Ses çevirme Türkçe için ilgili konuşma analizi araçları geliştirme


Tezin Türü: Doktora

Tezin Yürütüldüğü Kurum: Orta Doğu Teknik Üniversitesi, Mühendislik Fakültesi, Elektrik ve Elektronik Mühendisliği Bölümü, Türkiye

Tezin Onay Tarihi: 2005

Tezin Dili: İngilizce

Öğrenci: Özgül Salor

Danışman: MÜBECCEL DEMİREKLER

Açık Arşiv Koleksiyonu: AVESİS Açık Erişim Koleksiyonu

Özet:

In this dissertation, new approaches in the design of a voice transformation (VT) system for Turkish are proposed. Objectives in this thesis are two-fold. The first objective is to develop standard speech corpora and segmentation tools for Turkish speech research. The second objective is to consider new approaches for VT. A triphone-balanced set of 2462 Turkish sentences is prepared for analysis. An audio corpus of 100 speakers, each uttering 40 sentences out of the 2462-sentence set, is used to train a speech recognition system designed for English. This system is ported to Turkish to obtain a phonetic aligner and a phoneme recognizer.

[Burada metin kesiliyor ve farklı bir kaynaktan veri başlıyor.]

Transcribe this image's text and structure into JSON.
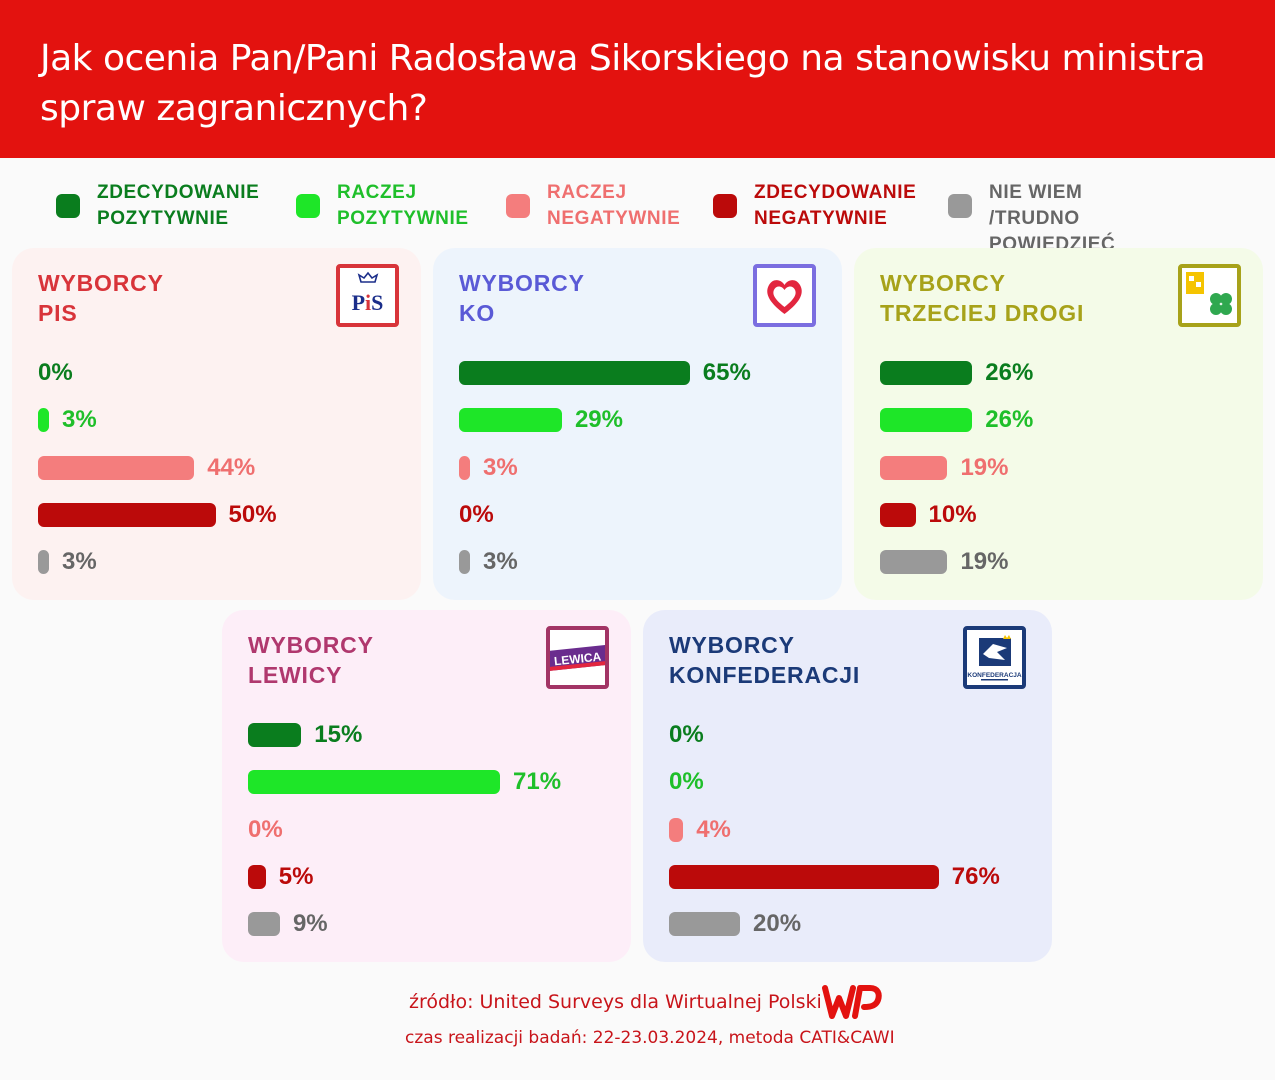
{
  "header": {
    "title": "Jak ocenia Pan/Pani Radosława Sikorskiego na stanowisku ministra spraw zagranicznych?"
  },
  "legend": [
    {
      "label": "ZDECYDOWANIE\nPOZYTYWNIE",
      "color": "#0a7d1e"
    },
    {
      "label": "RACZEJ\nPOZYTYWNIE",
      "color": "#1ee628"
    },
    {
      "label": "RACZEJ\nNEGATYWNIE",
      "color": "#f47d7d"
    },
    {
      "label": "ZDECYDOWANIE\nNEGATYWNIE",
      "color": "#bb0a0a"
    },
    {
      "label": "NIE WIEM\n/TRUDNO POWIEDZIEĆ",
      "color": "#999999"
    }
  ],
  "colors": {
    "definitely_positive": "#0a7d1e",
    "rather_positive": "#1ee628",
    "rather_negative": "#f47d7d",
    "definitely_negative": "#bb0a0a",
    "dont_know": "#999999",
    "header_bg": "#e3120f"
  },
  "chart_data": {
    "type": "bar",
    "orientation": "horizontal",
    "title": "Jak ocenia Pan/Pani Radosława Sikorskiego na stanowisku ministra spraw zagranicznych?",
    "categories": [
      "ZDECYDOWANIE POZYTYWNIE",
      "RACZEJ POZYTYWNIE",
      "RACZEJ NEGATYWNIE",
      "ZDECYDOWANIE NEGATYWNIE",
      "NIE WIEM /TRUDNO POWIEDZIEĆ"
    ],
    "unit": "%",
    "series": [
      {
        "name": "WYBORCY PIS",
        "values": [
          0,
          3,
          44,
          50,
          3
        ]
      },
      {
        "name": "WYBORCY KO",
        "values": [
          65,
          29,
          3,
          0,
          3
        ]
      },
      {
        "name": "WYBORCY TRZECIEJ DROGI",
        "values": [
          26,
          26,
          19,
          10,
          19
        ]
      },
      {
        "name": "WYBORCY LEWICY",
        "values": [
          15,
          71,
          0,
          5,
          9
        ]
      },
      {
        "name": "WYBORCY KONFEDERACJI",
        "values": [
          0,
          0,
          4,
          76,
          20
        ]
      }
    ]
  },
  "panels": [
    {
      "title": "WYBORCY\nPIS",
      "title_color": "#d8343a",
      "bg": "#fdf2f1",
      "logo": "pis-logo",
      "logo_text": "PiS",
      "logo_border": "#d8343a",
      "labels": [
        "0%",
        "3%",
        "44%",
        "50%",
        "3%"
      ]
    },
    {
      "title": "WYBORCY\nKO",
      "title_color": "#5a5ad6",
      "bg": "#edf4fc",
      "logo": "ko-heart-logo",
      "logo_border": "#7b6ee0",
      "labels": [
        "65%",
        "29%",
        "3%",
        "0%",
        "3%"
      ]
    },
    {
      "title": "WYBORCY\nTRZECIEJ DROGI",
      "title_color": "#a7a21a",
      "bg": "#f4fbe8",
      "logo": "trzecia-droga-logo",
      "logo_border": "#a7a21a",
      "labels": [
        "26%",
        "26%",
        "19%",
        "10%",
        "19%"
      ]
    },
    {
      "title": "WYBORCY\nLEWICY",
      "title_color": "#b0386e",
      "bg": "#fdeef8",
      "logo": "lewica-logo",
      "logo_text": "LEWICA",
      "logo_border": "#a23465",
      "labels": [
        "15%",
        "71%",
        "0%",
        "5%",
        "9%"
      ]
    },
    {
      "title": "WYBORCY\nKONFEDERACJI",
      "title_color": "#1b3a78",
      "bg": "#e9ecfa",
      "logo": "konfederacja-logo",
      "logo_text": "KONFEDERACJA",
      "logo_border": "#1b3a78",
      "labels": [
        "0%",
        "0%",
        "4%",
        "76%",
        "20%"
      ]
    }
  ],
  "footer": {
    "source": "źródło: United Surveys dla Wirtualnej Polski",
    "date": "czas realizacji badań: 22-23.03.2024, metoda CATI&CAWI",
    "logo_text": "WP"
  }
}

The triphone-balanced sentence set and the phonetic aligner are used to develop a speech corpus for VT. A new voice transformation approach based on Mixed Excitation Linear Prediction (MELP) speech coding framework is proposed. Multi-stage vector quantization of MELP is used to obtain speaker-specific line-spectral frequency (LSF) codebooks for source and target speakers. Histograms mapping the LSF spaces of source and target speakers are used for transformation in the baseline system. The baseline system is improved by a dynamic programming approach to estimate the target LSFs. As a second approach to the VT problem, quantizing the LSFs using k-means clustering algorithm is applied with dimension reduction of LSFs using principle component analysis. This approach provides speaker-specific codebooks out of the speech corpus instead of using MELP's pre-trained LSF codebook. Evaluations show that both dimension reduction and dynamic programming improve the transformation performance.